When nutritional rehabilitation has begun, caloric intake can be increased 10% to 20% per day, monitoring for electrolyte imbalances, poor cardiac function, edema, or feeding intolerance. If any of these occurs, further caloric increases are not made until the child’s status stabilizes. Caloric intake is increased until appropriate regrowth or catch-up growth is initiated. Catch-up growth refers to gaining weight at greater than 50th percentile for age and may require 150% or more of the recommended calories for an age-matched, well-nourished child. A general rule of thumb for infants and children up to 3 years of age is to provide 100 to 120 kcal/kg based on ideal weight for height. Protein needs also are increased as anabolism begins and are provided in proportion to the caloric intake. Vitamin and mineral intake in excess of the daily recommended intake is provided to account for the increased requirements; this is frequently accomplished by giving an age-appropriate daily multiple vitamin, with other individual micronutrient supplements as warranted by history, physical examination, or laboratory studies. Iron supplements are not recommended during the acute rehabilitation phase, especially for children with kwashiorkor, for whom ferritin levels are often high. Additional iron may pose an oxidative stress; iron supplementation is associated with higher morbidity and mortality.
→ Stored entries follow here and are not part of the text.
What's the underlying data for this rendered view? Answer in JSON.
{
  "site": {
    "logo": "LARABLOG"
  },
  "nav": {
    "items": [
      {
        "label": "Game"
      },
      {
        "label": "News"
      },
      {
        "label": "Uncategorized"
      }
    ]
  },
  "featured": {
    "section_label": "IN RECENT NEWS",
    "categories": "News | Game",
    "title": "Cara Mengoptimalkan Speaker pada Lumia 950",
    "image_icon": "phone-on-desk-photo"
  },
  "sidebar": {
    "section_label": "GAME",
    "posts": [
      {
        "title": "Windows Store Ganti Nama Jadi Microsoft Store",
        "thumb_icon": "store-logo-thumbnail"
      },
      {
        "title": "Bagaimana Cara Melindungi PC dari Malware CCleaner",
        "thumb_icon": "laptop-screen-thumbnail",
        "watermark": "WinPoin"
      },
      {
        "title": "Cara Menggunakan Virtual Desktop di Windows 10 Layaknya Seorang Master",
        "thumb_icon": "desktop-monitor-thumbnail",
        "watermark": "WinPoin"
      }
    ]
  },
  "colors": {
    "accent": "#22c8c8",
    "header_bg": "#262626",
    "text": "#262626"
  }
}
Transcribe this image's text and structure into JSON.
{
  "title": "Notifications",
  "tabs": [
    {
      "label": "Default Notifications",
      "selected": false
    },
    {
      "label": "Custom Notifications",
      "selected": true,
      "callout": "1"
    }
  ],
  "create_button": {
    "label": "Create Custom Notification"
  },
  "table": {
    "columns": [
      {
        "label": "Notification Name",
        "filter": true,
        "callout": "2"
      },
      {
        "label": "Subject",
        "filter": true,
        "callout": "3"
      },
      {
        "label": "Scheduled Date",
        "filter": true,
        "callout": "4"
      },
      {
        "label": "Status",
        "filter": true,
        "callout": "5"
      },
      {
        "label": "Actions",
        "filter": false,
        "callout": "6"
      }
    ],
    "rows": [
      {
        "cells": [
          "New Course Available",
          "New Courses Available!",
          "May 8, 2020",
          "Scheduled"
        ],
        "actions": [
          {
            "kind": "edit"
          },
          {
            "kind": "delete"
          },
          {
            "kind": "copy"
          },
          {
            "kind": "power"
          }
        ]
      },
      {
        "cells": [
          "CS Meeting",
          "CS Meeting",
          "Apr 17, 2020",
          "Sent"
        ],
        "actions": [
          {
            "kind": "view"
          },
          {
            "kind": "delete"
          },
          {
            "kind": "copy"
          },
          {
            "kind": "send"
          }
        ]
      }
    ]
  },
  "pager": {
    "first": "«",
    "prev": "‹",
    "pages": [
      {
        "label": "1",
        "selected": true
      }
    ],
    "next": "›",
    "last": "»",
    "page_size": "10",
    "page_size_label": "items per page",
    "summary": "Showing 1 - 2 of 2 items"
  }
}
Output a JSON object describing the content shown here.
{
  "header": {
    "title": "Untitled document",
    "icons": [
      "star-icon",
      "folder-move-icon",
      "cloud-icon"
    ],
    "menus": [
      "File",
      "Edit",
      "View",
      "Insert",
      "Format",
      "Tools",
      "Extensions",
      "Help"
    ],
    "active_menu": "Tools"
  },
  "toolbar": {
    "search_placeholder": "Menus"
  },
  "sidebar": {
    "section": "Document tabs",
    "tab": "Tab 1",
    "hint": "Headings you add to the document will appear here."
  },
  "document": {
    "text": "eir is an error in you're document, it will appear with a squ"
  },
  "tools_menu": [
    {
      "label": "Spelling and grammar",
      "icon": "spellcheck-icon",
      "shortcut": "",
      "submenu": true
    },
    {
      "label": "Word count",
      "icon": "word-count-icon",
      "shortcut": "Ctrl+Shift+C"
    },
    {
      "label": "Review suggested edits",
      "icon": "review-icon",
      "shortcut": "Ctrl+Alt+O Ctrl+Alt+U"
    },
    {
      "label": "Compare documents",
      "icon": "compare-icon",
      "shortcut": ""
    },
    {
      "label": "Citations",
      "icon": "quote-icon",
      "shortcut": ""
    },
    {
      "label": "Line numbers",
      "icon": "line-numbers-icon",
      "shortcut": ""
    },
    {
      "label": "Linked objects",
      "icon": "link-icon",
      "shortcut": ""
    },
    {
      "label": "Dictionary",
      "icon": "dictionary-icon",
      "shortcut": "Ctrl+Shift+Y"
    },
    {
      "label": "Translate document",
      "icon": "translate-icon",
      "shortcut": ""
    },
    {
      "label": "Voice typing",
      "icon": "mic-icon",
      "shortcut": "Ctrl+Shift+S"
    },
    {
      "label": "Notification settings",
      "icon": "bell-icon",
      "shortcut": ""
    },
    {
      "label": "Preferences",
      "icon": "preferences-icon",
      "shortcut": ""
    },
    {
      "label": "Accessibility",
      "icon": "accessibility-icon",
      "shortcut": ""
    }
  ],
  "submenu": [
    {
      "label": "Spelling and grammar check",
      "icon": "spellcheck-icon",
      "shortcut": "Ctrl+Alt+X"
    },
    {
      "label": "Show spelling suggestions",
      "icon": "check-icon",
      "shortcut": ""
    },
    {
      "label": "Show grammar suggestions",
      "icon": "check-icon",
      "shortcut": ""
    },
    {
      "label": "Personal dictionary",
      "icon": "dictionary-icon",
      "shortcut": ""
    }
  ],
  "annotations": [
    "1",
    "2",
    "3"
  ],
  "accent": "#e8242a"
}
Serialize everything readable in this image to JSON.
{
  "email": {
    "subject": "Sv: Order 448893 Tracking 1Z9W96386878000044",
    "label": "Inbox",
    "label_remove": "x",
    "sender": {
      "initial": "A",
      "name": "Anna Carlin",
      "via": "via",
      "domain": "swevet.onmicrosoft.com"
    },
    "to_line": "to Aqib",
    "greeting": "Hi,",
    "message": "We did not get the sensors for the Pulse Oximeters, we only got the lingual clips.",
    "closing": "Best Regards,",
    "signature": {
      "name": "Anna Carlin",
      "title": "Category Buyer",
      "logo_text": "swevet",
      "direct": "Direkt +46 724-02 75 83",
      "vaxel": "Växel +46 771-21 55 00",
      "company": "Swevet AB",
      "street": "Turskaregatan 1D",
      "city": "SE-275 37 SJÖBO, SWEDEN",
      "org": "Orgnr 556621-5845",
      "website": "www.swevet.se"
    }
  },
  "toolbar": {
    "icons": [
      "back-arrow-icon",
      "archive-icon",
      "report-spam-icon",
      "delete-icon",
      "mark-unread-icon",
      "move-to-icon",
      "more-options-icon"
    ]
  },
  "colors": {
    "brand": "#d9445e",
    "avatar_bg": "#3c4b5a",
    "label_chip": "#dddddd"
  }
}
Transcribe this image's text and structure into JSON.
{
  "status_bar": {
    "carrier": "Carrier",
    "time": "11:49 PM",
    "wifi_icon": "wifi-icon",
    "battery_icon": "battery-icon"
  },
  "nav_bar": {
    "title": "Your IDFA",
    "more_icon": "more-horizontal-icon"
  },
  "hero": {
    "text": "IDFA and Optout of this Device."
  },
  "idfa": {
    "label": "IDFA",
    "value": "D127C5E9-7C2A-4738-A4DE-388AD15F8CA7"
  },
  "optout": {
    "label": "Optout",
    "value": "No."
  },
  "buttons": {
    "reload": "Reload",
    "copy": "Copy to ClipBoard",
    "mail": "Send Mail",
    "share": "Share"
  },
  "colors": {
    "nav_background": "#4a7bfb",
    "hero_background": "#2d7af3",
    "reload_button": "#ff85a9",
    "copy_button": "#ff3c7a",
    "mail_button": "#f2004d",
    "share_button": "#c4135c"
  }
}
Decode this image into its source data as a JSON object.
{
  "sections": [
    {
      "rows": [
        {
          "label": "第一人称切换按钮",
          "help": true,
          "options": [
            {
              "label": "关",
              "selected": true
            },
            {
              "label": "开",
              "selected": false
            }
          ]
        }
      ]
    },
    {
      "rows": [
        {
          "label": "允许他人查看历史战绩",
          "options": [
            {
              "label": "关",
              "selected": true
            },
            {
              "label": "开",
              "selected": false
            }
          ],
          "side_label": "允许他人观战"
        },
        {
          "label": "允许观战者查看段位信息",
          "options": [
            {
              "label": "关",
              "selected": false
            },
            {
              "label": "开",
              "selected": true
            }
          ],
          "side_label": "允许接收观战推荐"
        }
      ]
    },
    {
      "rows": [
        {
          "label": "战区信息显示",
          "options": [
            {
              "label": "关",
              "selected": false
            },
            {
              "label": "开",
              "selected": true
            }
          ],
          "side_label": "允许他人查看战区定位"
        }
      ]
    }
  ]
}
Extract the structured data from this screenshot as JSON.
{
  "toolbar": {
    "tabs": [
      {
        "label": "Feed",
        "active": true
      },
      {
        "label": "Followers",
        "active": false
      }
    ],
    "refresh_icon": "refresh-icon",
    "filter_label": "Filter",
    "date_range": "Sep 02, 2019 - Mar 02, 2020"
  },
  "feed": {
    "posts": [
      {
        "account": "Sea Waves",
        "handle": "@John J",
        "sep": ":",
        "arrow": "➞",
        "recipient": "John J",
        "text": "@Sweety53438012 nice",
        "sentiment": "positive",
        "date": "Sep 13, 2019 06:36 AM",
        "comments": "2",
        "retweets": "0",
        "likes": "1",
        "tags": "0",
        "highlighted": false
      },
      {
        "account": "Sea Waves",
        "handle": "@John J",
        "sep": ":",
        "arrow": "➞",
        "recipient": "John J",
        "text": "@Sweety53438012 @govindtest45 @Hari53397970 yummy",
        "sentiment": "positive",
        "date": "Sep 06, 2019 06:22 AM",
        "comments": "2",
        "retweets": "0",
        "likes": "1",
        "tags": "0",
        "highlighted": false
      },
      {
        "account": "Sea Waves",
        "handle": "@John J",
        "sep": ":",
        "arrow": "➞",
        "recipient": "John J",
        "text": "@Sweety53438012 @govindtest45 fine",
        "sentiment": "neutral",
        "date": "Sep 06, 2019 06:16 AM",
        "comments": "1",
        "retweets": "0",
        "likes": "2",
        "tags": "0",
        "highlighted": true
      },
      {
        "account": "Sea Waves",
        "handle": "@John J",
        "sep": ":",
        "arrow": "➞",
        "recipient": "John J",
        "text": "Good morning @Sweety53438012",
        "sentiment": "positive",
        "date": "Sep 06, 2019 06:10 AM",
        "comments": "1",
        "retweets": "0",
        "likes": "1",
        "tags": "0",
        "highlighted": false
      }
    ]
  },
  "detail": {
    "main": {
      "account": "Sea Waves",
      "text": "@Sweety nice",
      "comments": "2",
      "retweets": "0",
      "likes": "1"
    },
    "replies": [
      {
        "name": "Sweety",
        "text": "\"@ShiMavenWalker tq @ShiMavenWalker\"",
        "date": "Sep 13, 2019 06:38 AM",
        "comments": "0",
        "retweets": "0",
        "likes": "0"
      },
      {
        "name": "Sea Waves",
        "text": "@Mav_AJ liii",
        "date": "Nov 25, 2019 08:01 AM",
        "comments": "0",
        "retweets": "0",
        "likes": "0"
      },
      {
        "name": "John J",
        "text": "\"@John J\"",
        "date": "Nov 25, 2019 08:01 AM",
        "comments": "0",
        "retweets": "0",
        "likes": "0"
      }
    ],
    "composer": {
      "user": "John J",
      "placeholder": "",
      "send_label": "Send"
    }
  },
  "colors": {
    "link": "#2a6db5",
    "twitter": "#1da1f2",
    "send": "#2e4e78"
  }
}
In most cases, cow’s milk–based formulas are tolerated and provide an appropriate mix of nutrients. Other easily digested foods, appropriate for the age, also may be introduced slowly. If feeding intolerance occurs, lactose-free or semielemental formulas should be considered.
Malnourished children are more susceptible to infection, especially sepsis, pneumonia, and gastroenteritis. Hypoglycemia is common after periods of severe fasting but also may be a sign of sepsis. Hypothermia may signify infection or, with bradycardia, may signify a decreased metabolic rate to conserve energy. Bradycardia and poor cardiac output predispose the malnourished child to heart failure, which is exacerbated by acute fluid or solute loads. Micronutrient deficiencies also can complicate malnutrition. Vitamin A and zinc deficiencies are common in the developing world and are an important cause of altered immune response and increased morbidity and mortality. Depending on the age at onset and the duration of the malnutrition, malnourished children may have permanent growth stunting (from malnutrition in utero, infancy, or adolescence) and delayed development (from malnutrition in infancy or adolescence). Environmental (social) deprivation may interact with the effects of the malnutrition to impair further development and cognitive function.